Foto: mardigrasneworleans.com
Cuando se habla de carnavales icónicos, vienen a la mente Río de Janeiro o Venecia. Sin embargo, hay un lugar que ha hecho del Mardi Gras una celebración única en el mundo: Nueva Orleans, en Luisiana. Aunque suele confundirse, el Mardi Gras no es toda la temporada de fiesta, sino el día que marca su punto culminante.
Carnaval y Mardi Gras: no son lo mismo
El Carnaval es un periodo que antecede a la Cuaresma y puede durar varias semanas. En Nueva Orleans comienza cada 6 de enero, con la Epifanía, y concluye con el Mardi Gras, conocido como “Martes Gordo”. Ese día representa la última gran celebración antes del Miércoles de Ceniza, cuando inicia la Cuaresma cristiana, una etapa de reflexión y penitencia.
La esencia del Mardi Gras en Nueva Orleans
A diferencia de otros carnavales del mundo, el Mardi Gras se distingue por sus desfiles organizados por las llamadas krewes, agrupaciones que planean carrozas, bailes y eventos temáticos. Durante los desfiles, los asistentes esperan los famosos “lanzamientos”, como collares de cuentas, objetos decorativos y piezas únicas que se arrojan desde las carrozas, creando una atmósfera festiva e interactiva.

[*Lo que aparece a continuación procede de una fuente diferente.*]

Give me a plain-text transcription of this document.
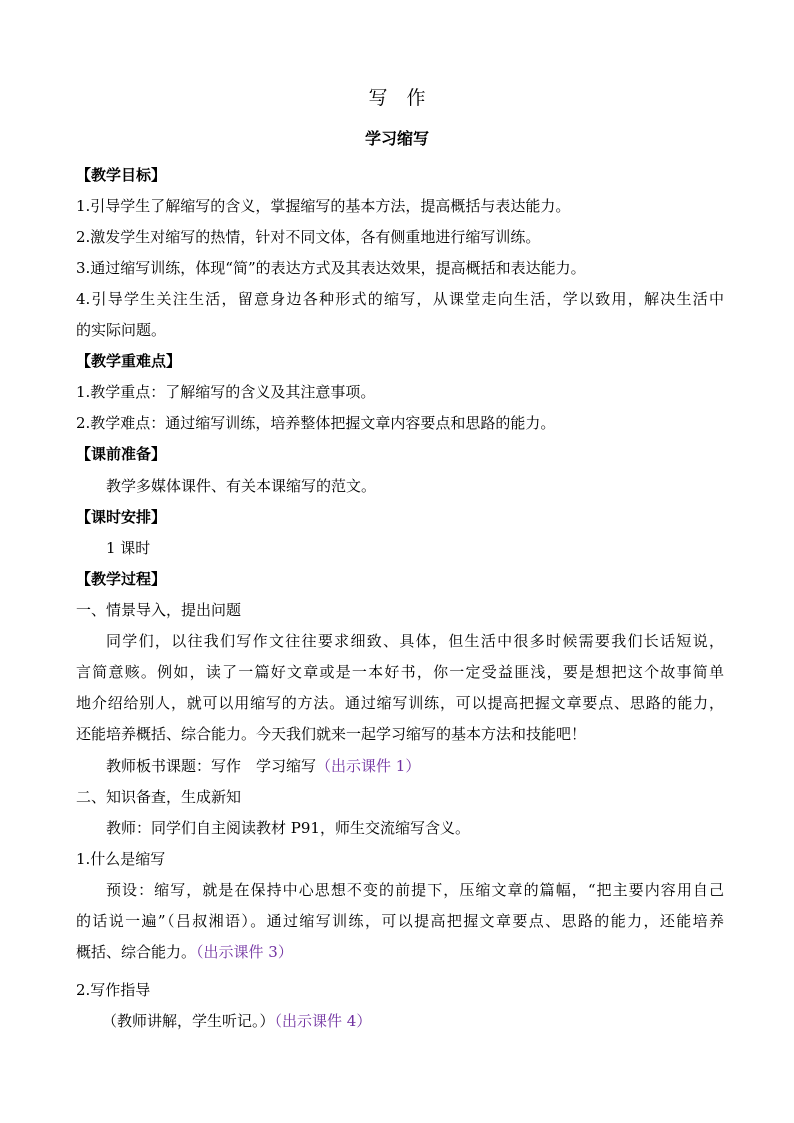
写　作
学习缩写
【教学目标】
1.引导学生了解缩写的含义，掌握缩写的基本方法，提高概括与表达能力。
2.激发学生对缩写的热情，针对不同文体，各有侧重地进行缩写训练。
3.通过缩写训练，体现“简”的表达方式及其表达效果，提高概括和表达能力。
4.引导学生关注生活，留意身边各种形式的缩写，从课堂走向生活，学以致用，解决生活中
的实际问题。
【教学重难点】
1.教学重点：了解缩写的含义及其注意事项。
2.教学难点：通过缩写训练，培养整体把握文章内容要点和思路的能力。
【课前准备】
教学多媒体课件、有关本课缩写的范文。
【课时安排】
1 课时
【教学过程】
一、情景导入，提出问题
同学们，以往我们写作文往往要求细致、具体，但生活中很多时候需要我们长话短说，
言简意赅。例如，读了一篇好文章或是一本好书，你一定受益匪浅，要是想把这个故事简单
地介绍给别人，就可以用缩写的方法。通过缩写训练，可以提高把握文章要点、思路的能力，
还能培养概括、综合能力。今天我们就来一起学习缩写的基本方法和技能吧！
教师板书课题：写作　学习缩写（出示课件 1）
二、知识备查，生成新知
教师：同学们自主阅读教材 P91，师生交流缩写含义。
1.什么是缩写
预设：缩写，就是在保持中心思想不变的前提下，压缩文章的篇幅，“把主要内容用自己
的话说一遍”（吕叔湘语）。通过缩写训练，可以提高把握文章要点、思路的能力，还能培养
概括、综合能力。（出示课件 3）
2.写作指导
（教师讲解，学生听记。）（出示课件 4）
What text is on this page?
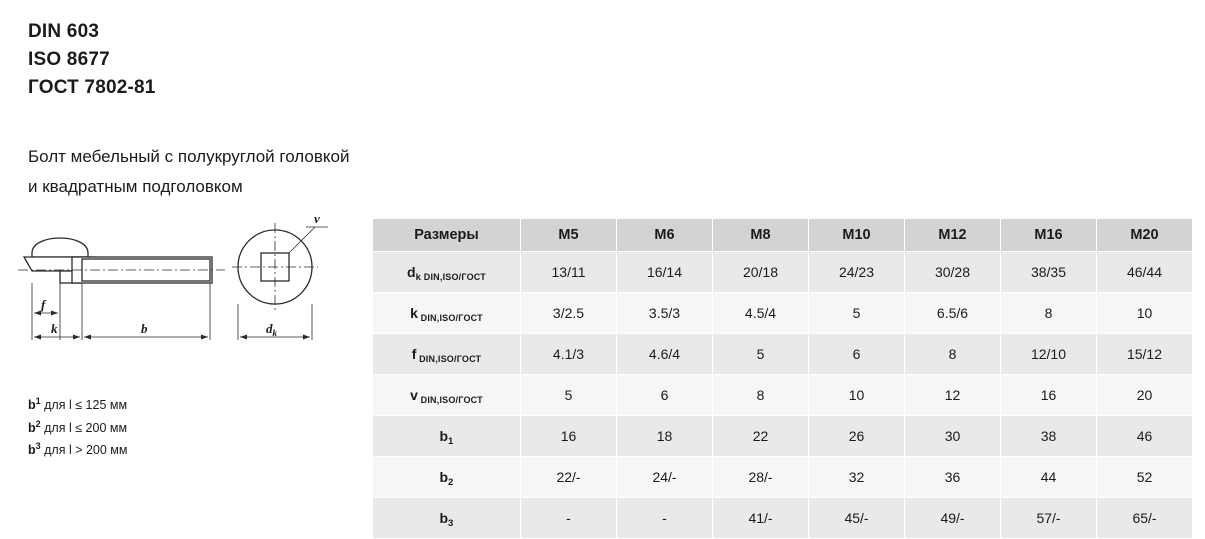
DIN 603
ISO 8677
ГОСТ 7802-81
Болт мебельный с полукруглой головкой
и квадратным подголовком
f
k	b
v
$d_k$
$b^1$ для l ≤ 125 мм
$b^2$ для l ≤ 200 мм
$b^3$ для l > 200 мм
Размеры	M5	M6	M8	M10	M12	M16	M20
$d_k$ $_{DIN,ISO/ГОСТ}$	13/11	16/14	20/18	24/23	30/28	38/35	46/44
k $_{DIN,ISO/ГОСТ}$	3/2.5	3.5/3	4.5/4	5	6.5/6	8	10
f $_{DIN,ISO/ГОСТ}$	4.1/3	4.6/4	5	6	8	12/10	15/12
v $_{DIN,ISO/ГОСТ}$	5	6	8	10	12	16	20
$b_1$	16	18	22	26	30	38	46
$b_2$	22/-	24/-	28/-	32	36	44	52
$b_3$	-	-	41/-	45/-	49/-	57/-	65/-
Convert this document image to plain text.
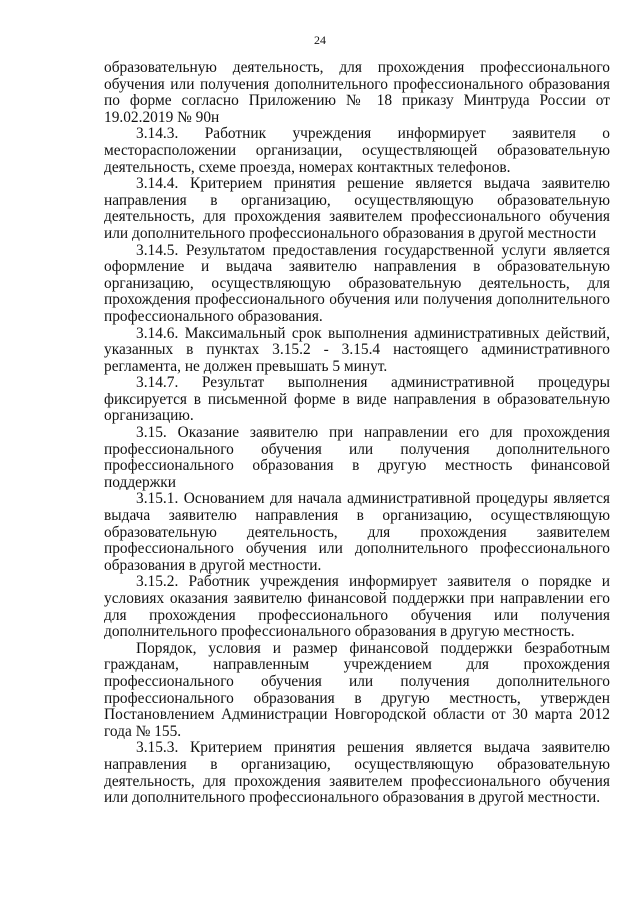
24

образовательную деятельность, для прохождения профессионального обучения или получения дополнительного профессионального образования по форме согласно Приложению № 18 приказу Минтруда России от 19.02.2019 № 90н

3.14.3. Работник учреждения информирует заявителя о месторасположении организации, осуществляющей образовательную деятельность, схеме проезда, номерах контактных телефонов.

3.14.4. Критерием принятия решение является выдача заявителю направления в организацию, осуществляющую образовательную деятельность, для прохождения заявителем профессионального обучения или дополнительного профессионального образования в другой местности

3.14.5. Результатом предоставления государственной услуги является оформление и выдача заявителю направления в образовательную организацию, осуществляющую образовательную деятельность, для прохождения профессионального обучения или получения дополнительного профессионального образования.

3.14.6. Максимальный срок выполнения административных действий, указанных в пунктах 3.15.2 - 3.15.4 настоящего административного регламента, не должен превышать 5 минут.

3.14.7. Результат выполнения административной процедуры фиксируется в письменной форме в виде направления в образовательную организацию.

3.15. Оказание заявителю при направлении его для прохождения профессионального обучения или получения дополнительного профессионального образования в другую местность финансовой поддержки

3.15.1. Основанием для начала административной процедуры является выдача заявителю направления в организацию, осуществляющую образовательную деятельность, для прохождения заявителем профессионального обучения или дополнительного профессионального образования в другой местности.

3.15.2. Работник учреждения информирует заявителя о порядке и условиях оказания заявителю финансовой поддержки при направлении его для прохождения профессионального обучения или получения дополнительного профессионального образования в другую местность.

Порядок, условия и размер финансовой поддержки безработным гражданам, направленным учреждением для прохождения профессионального обучения или получения дополнительного профессионального образования в другую местность, утвержден Постановлением Администрации Новгородской области от 30 марта 2012 года № 155.

3.15.3. Критерием принятия решения является выдача заявителю направления в организацию, осуществляющую образовательную деятельность, для прохождения заявителем профессионального обучения или дополнительного профессионального образования в другой местности.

¿Cuándo se celebra el Mardi Gras?
El Mardi Gras se celebra siempre 47 días antes de Pascua, por lo que su fecha cambia cada año. Puede caer entre febrero y marzo, dependiendo del calendario religioso. Este año será celebrado el martes 18 de febrero
Más que fiesta: una tradición cultural
En Nueva Orleans, el Mardi Gras es identidad, tradición y celebración de la vida. Es una de las expresiones culturales más importantes del sur de Estados Unidos, donde locales y visitantes se unen bajo un mismo lema: Laissez les bons temps rouler —que los buenos tiempos sigan rodando.